Já não basta que Ciro entrará na sua quarta campanha presidencial e pela quarta vez (já pode pedir música no Fantástico desde 2018) terá que desmentir Fake News que agrediu a atriz Patrícia Pillar. Não é necessário comprar novas brigas que acabam desvirtuando a discussão. Ciro ganha quando fala em trabalho, emprego e renda. Não há nenhum motivo para entrar em brigas paralelas com figuras irrelevantes do ponto de vista nacional.
PT e Lula
Isso nos leva a um assunto delicado e chave para a próxima disputa que é a relação com Lula e com o PT. A cada entrevista, fortes emoções para a militância. Mais uma vez as críticas são, geralmente, precisas, duras, verdadeiras e substanciadas, mas, assim como nas demais “tretas” é preciso saber como usar e quando usar.
O clima de guerra declarada entre a militância petista e a cirista não é novidade e tende a seguir desta forma até 2022. Por um lado, é um elogio petista, pois tanto empenho para criticar Ciro só pode significar o reconhecimento de que ele incomoda a hegemonia e é um player considerável para 2022.
Hoje não há coordenação desta militância. Por mais que DCM e outros queiram imaginar a existência de um gabinete, lamento informar que a turma boa é composta de lobos solitários agindo por conta própria no Twitter e em outras mídias.
Uma campanha profissional já começaria a coordenar isso desde ontem. A coordenação é fundamental para alertar os entusiastas de quando ir para o ataque, quando ignorar e quando ficar na defensiva.
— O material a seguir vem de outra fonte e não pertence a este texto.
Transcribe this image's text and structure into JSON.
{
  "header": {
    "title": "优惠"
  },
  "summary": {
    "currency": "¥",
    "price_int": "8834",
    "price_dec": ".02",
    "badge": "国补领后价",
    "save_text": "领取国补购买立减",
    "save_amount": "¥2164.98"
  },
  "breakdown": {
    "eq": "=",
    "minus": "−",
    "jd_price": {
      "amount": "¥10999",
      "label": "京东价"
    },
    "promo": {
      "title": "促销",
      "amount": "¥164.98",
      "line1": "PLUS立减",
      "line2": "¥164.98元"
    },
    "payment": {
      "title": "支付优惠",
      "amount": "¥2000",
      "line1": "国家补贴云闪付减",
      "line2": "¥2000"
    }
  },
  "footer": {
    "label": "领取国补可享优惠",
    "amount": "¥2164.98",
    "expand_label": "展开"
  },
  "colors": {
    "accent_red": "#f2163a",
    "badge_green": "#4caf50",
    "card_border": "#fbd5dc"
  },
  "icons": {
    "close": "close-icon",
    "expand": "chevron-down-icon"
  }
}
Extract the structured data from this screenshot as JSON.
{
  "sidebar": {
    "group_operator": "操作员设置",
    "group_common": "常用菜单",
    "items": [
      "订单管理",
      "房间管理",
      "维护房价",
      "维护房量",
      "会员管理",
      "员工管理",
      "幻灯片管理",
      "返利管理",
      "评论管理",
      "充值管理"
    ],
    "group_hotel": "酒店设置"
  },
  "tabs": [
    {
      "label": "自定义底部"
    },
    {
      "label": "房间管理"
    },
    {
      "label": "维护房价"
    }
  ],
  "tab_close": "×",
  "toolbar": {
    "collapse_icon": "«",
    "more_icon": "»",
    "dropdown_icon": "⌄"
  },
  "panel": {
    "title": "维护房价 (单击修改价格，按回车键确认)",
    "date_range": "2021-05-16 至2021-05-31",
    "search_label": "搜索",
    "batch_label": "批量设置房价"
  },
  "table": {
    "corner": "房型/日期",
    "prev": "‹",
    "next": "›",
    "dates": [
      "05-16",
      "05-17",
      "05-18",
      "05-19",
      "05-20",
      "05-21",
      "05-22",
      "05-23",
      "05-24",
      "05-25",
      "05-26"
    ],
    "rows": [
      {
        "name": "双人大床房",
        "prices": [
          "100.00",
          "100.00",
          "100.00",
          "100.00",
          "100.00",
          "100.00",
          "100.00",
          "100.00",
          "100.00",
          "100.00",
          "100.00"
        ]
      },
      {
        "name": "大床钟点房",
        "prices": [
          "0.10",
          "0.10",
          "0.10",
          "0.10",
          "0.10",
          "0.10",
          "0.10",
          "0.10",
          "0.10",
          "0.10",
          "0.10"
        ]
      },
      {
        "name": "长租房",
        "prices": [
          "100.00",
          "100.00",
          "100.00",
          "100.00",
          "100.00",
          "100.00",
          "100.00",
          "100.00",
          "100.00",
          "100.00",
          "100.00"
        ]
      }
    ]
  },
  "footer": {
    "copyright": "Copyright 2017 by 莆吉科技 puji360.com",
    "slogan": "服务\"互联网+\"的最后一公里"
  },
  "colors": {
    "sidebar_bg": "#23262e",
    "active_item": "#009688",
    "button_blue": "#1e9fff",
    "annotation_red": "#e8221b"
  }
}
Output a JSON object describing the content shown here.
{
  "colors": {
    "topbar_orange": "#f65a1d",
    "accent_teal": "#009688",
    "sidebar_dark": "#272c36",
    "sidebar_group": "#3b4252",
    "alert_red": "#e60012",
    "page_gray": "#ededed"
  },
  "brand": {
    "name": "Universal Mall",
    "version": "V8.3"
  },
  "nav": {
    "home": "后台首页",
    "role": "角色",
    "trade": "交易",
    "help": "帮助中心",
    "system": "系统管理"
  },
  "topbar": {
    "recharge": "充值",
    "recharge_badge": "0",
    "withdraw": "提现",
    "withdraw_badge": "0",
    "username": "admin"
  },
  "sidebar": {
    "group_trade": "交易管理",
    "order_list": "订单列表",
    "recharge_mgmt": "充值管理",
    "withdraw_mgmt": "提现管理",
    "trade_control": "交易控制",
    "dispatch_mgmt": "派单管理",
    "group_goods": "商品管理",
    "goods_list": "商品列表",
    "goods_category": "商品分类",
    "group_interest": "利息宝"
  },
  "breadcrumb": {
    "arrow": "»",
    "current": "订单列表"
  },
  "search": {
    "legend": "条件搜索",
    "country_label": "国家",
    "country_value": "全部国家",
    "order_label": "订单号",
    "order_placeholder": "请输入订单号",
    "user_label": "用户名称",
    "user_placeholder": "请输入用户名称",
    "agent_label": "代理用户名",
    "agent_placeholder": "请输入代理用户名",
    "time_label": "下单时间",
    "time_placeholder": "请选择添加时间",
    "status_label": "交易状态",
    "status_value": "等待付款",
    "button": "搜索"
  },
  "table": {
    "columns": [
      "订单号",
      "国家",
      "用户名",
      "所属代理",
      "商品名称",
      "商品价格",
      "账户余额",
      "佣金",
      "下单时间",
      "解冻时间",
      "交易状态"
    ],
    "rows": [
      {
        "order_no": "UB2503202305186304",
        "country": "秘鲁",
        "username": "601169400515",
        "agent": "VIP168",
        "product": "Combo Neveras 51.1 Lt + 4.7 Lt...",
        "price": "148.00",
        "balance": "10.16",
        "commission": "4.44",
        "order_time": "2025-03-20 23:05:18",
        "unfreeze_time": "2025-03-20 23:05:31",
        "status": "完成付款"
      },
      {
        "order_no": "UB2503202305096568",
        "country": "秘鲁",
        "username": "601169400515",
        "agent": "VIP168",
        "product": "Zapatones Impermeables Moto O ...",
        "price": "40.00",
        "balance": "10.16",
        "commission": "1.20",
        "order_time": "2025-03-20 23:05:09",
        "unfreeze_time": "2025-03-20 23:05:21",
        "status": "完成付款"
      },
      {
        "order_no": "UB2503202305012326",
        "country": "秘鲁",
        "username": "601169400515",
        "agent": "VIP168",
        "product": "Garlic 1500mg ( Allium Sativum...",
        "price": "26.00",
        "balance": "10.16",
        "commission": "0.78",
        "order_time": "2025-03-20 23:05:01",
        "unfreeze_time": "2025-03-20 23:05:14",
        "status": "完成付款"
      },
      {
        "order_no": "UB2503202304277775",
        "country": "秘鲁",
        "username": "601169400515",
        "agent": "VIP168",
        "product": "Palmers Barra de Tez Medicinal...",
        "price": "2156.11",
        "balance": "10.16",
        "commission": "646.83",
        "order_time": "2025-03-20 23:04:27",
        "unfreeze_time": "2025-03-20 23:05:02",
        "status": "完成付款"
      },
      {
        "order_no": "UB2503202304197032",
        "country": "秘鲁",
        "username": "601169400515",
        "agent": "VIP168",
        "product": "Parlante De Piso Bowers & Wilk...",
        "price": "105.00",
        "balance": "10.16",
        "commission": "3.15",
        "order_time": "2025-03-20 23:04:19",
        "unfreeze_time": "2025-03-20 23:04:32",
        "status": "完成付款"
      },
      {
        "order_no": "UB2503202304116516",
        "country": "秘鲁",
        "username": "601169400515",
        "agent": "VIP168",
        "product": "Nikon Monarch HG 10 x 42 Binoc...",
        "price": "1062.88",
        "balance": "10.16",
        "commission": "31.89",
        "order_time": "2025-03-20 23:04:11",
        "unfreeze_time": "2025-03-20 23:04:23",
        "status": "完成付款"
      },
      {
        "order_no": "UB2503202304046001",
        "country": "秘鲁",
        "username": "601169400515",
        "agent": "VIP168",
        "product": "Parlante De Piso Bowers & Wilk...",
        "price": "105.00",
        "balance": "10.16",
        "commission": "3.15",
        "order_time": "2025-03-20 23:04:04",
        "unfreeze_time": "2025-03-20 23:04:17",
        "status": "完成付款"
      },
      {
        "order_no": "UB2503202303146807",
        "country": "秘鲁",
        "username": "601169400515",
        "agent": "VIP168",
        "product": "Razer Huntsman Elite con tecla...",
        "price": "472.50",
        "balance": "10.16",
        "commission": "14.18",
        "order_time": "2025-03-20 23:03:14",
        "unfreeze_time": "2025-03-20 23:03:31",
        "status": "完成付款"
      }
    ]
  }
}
Militância sem rumo acaba não sendo militância, apenas bagunça.
Somente uma coordenação efetiva pode manejar a relação de Ciro com o PT. Eleitoralmente ele precisa deixar muito claro a sua diferença, mas ao mesmo tempo não pode receber o ódio que impediria o voto útil (ou programático) de esquerda nele.
Não faz sentido para um candidato que apresenta um plano para o Brasil não ter o seu próprio para chegar à presidência. Certamente se questionados, Ciro e o PDT afirmarão que estão fazendo o possível dentro das limitações.
Fica aqui a dica, a manifestação do que a militância gostaria de ver. É hora de agir como profissional para ganhar as eleições de 2022. Essa chance de ouro, o cavalo selado, talvez não apareça duas vezes na frente do ex-ministro. Resta saber agora se estes planos serão colocados em prática.
Francisco Souza é jornalista e servidor público do judiciário federal.